# Titanic Survival Exploration

One of the most infamous and tragic shipwrecks in history was the sinking of the RMS Titanic. According to the survivors and the available evidence, one of the reasons that the shipwreck led to such loss of life was that there were not enough lifeboats for the passengers and crew. Although there was some element of luck involved in surviving the sinking, some groups of people were more likely to survive than others, such as women, children, and the upper-class.

In this notebook, using machine learning techniques, we will analyse the titanic dataset to predict who, among other passengers, were mosst likely to survive the tragic accident. Using sklearn, we will implement different machine learning algorithms like decision tree, k nearest neighbors, random forest for the prediction.

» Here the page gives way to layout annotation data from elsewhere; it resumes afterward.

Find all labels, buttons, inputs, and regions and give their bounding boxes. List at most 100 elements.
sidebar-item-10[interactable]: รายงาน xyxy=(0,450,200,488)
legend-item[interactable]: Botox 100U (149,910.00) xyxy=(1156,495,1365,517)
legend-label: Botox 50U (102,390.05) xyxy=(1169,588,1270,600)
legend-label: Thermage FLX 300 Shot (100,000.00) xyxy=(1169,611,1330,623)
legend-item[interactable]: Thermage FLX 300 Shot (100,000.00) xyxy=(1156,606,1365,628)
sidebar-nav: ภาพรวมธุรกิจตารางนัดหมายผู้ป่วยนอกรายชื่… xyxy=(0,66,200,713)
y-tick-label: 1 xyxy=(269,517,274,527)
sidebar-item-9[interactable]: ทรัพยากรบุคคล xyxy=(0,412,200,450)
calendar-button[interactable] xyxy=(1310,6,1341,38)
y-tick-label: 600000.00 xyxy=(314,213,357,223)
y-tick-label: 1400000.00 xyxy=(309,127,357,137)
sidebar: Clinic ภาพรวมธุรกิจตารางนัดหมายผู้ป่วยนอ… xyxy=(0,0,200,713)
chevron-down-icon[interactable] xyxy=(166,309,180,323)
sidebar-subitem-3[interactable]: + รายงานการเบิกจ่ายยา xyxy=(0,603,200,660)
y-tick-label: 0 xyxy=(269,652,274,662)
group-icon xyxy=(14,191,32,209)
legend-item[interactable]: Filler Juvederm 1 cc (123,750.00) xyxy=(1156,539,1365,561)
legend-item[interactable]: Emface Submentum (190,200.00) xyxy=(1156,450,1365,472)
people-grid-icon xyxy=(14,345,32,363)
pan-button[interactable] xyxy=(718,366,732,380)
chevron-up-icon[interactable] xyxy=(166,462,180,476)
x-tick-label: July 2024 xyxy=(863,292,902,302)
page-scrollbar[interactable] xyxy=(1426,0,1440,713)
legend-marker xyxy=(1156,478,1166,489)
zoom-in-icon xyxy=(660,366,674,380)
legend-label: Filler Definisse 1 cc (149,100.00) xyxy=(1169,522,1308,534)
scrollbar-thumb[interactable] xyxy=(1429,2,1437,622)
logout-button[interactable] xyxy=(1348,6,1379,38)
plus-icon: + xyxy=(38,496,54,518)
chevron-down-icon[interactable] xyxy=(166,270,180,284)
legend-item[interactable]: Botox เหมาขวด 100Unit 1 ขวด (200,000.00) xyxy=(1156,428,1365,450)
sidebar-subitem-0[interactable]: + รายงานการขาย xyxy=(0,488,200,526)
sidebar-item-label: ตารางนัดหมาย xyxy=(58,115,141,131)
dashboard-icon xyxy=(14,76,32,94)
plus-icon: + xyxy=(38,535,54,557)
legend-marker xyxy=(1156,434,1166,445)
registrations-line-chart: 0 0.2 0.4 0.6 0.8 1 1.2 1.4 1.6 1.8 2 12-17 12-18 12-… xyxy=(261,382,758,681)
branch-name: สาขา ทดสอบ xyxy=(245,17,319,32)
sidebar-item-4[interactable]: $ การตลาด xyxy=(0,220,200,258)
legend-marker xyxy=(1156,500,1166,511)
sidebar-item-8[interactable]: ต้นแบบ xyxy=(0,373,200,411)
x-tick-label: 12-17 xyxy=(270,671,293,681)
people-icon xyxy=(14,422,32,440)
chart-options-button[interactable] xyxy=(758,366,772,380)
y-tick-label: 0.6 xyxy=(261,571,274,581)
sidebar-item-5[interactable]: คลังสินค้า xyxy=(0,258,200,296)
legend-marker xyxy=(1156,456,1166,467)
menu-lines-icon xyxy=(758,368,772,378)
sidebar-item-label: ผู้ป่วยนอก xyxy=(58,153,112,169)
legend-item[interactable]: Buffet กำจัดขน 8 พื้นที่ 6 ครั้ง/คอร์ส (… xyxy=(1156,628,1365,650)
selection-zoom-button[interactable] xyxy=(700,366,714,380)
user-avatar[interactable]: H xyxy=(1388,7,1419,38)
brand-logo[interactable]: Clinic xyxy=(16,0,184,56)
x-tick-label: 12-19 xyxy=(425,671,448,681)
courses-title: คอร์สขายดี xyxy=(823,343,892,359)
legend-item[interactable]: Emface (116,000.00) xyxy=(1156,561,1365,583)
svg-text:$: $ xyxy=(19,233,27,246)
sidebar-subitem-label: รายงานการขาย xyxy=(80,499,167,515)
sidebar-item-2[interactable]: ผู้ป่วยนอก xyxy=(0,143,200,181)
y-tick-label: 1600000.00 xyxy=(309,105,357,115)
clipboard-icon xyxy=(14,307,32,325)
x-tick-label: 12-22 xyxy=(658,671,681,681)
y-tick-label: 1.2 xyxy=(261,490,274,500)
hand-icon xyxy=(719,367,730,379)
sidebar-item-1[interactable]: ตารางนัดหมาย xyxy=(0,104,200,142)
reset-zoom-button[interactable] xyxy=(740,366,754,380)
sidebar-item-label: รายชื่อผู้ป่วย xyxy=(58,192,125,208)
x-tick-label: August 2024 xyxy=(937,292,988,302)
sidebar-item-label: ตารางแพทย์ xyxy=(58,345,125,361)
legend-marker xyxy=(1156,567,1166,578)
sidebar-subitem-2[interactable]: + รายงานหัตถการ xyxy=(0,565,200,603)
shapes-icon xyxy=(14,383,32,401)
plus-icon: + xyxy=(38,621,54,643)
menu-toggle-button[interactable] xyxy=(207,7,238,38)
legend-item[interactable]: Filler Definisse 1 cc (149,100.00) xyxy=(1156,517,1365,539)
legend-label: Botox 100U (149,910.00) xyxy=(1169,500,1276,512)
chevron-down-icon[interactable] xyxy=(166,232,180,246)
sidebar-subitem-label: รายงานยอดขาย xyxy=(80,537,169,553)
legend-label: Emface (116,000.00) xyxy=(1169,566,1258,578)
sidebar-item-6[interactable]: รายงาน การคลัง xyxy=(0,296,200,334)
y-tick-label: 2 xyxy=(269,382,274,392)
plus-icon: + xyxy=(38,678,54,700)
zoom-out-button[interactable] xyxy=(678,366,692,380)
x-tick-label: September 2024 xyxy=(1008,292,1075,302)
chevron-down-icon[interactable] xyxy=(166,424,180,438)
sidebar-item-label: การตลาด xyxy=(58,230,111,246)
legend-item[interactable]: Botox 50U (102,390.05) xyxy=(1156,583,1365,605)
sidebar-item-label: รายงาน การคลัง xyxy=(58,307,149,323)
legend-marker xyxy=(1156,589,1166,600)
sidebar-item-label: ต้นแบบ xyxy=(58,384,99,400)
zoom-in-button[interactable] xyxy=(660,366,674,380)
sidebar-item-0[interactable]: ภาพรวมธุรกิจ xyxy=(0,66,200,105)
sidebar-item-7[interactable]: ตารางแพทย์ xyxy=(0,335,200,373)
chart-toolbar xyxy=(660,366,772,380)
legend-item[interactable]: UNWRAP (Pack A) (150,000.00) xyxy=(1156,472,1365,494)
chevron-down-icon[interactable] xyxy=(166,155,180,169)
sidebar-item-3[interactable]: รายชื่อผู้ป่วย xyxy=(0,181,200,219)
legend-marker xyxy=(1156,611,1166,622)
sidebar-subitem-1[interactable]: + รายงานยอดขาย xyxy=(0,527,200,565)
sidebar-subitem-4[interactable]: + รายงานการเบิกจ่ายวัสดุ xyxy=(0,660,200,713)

First, let's start by decision tree implementation. We start with loading the dataset and displaying some of its rows.

In [1]:
import numpy as np
import pandas as pd
from IPython.display import display # allow the use of display() for DataFrames

# render pretty display for notebooks
%matplotlib inline 

import random
random.seed(42) # set a random seed             

# load the dataset
in_file = 'titanic_data.csv'
full_data = pd.read_csv(in_file)

# print the first few entries of the RMS Titanic data
display(full_data.head())

Unnamed: 0,PassengerId,Survived,Pclass,Name,Sex,Age,SibSp,Parch,Ticket,Fare,Cabin,Embarked
0,1,0,3,"Braund, Mr. Owen Harris",male,22.0,1,0,A/5 21171,7.25,,S
1,2,1,1,"Cumings, Mrs. John Bradley (Florence Briggs Th...",female,38.0,1,0,PC 17599,71.2833,C85,C
2,3,1,3,"Heikkinen, Miss. Laina",female,26.0,0,0,STON/O2. 3101282,7.925,,S
3,4,1,1,"Futrelle, Mrs. Jacques Heath (Lily May Peel)",female,35.0,1,0,113803,53.1,C123,S
4,5,0,3,"Allen, Mr. William Henry",male,35.0,0,0,373450,8.05,,S


These are the various features present for each passenger on the ship:
- **Survived**: Outcome of survival (0 = No, 1 = Yes)
- **Pclass**: Socio-economic class (1 = Upper class, 2 = Middle class, 3 = Lower class)
- **Name**: Name of passenger
- **Sex**: Sex of the passenger
- **Age**: Age of the passenger (Some entries contain `NaN`)
- **SibSp**: Number of siblings and spouses of the passenger aboard
- **Parch**: Number of parents and children of the passenger aboard
- **Ticket**: Ticket number of the passenger
- **Fare**: Fare paid by the passenger
- **Cabin** Cabin number of the passenger (Some entries contain `NaN`)
- **Embarked**: Port of embarkation of the passenger (C = Cherbourg, Q = Queenstown, S = Southampton)

Since we're interested in the outcome of survival for each passenger or crew member, we can remove the **Survived** feature from this dataset and store it as its own separate variable `outcomes`. We will use these outcomes as our prediction targets. Let's remove **Survived** as a feature of the dataset and store it in `outcomes`.

In [5]:
# save the feature 'Survived' in a new variable and remove it from the dataset
outcomes = full_data['Survived']
features_raw = full_data.drop('Survived', axis = 1)

# print the first few entries of the dataset with 'Survived' removed
display(features_raw.head())

Unnamed: 0,PassengerId,Pclass,Name,Sex,Age,SibSp,Parch,Ticket,Fare,Cabin,Embarked
0,1,3,"Braund, Mr. Owen Harris",male,22.0,1,0,A/5 21171,7.25,,S
1,2,1,"Cumings, Mrs. John Bradley (Florence Briggs Th...",female,38.0,1,0,PC 17599,71.2833,C85,C
2,3,3,"Heikkinen, Miss. Laina",female,26.0,0,0,STON/O2. 3101282,7.925,,S
3,4,1,"Futrelle, Mrs. Jacques Heath (Lily May Peel)",female,35.0,1,0,113803,53.1,C123,S
4,5,3,"Allen, Mr. William Henry",male,35.0,0,0,373450,8.05,,S


The RMS Titanic data now shows the **Survived** feature removed from the DataFrame. `data` (the passenger data) and `outcomes` (the outcomes of survival) are now *paired* that means for any passenger `data.loc[i]`, survival outcome is `outcomes[i]`.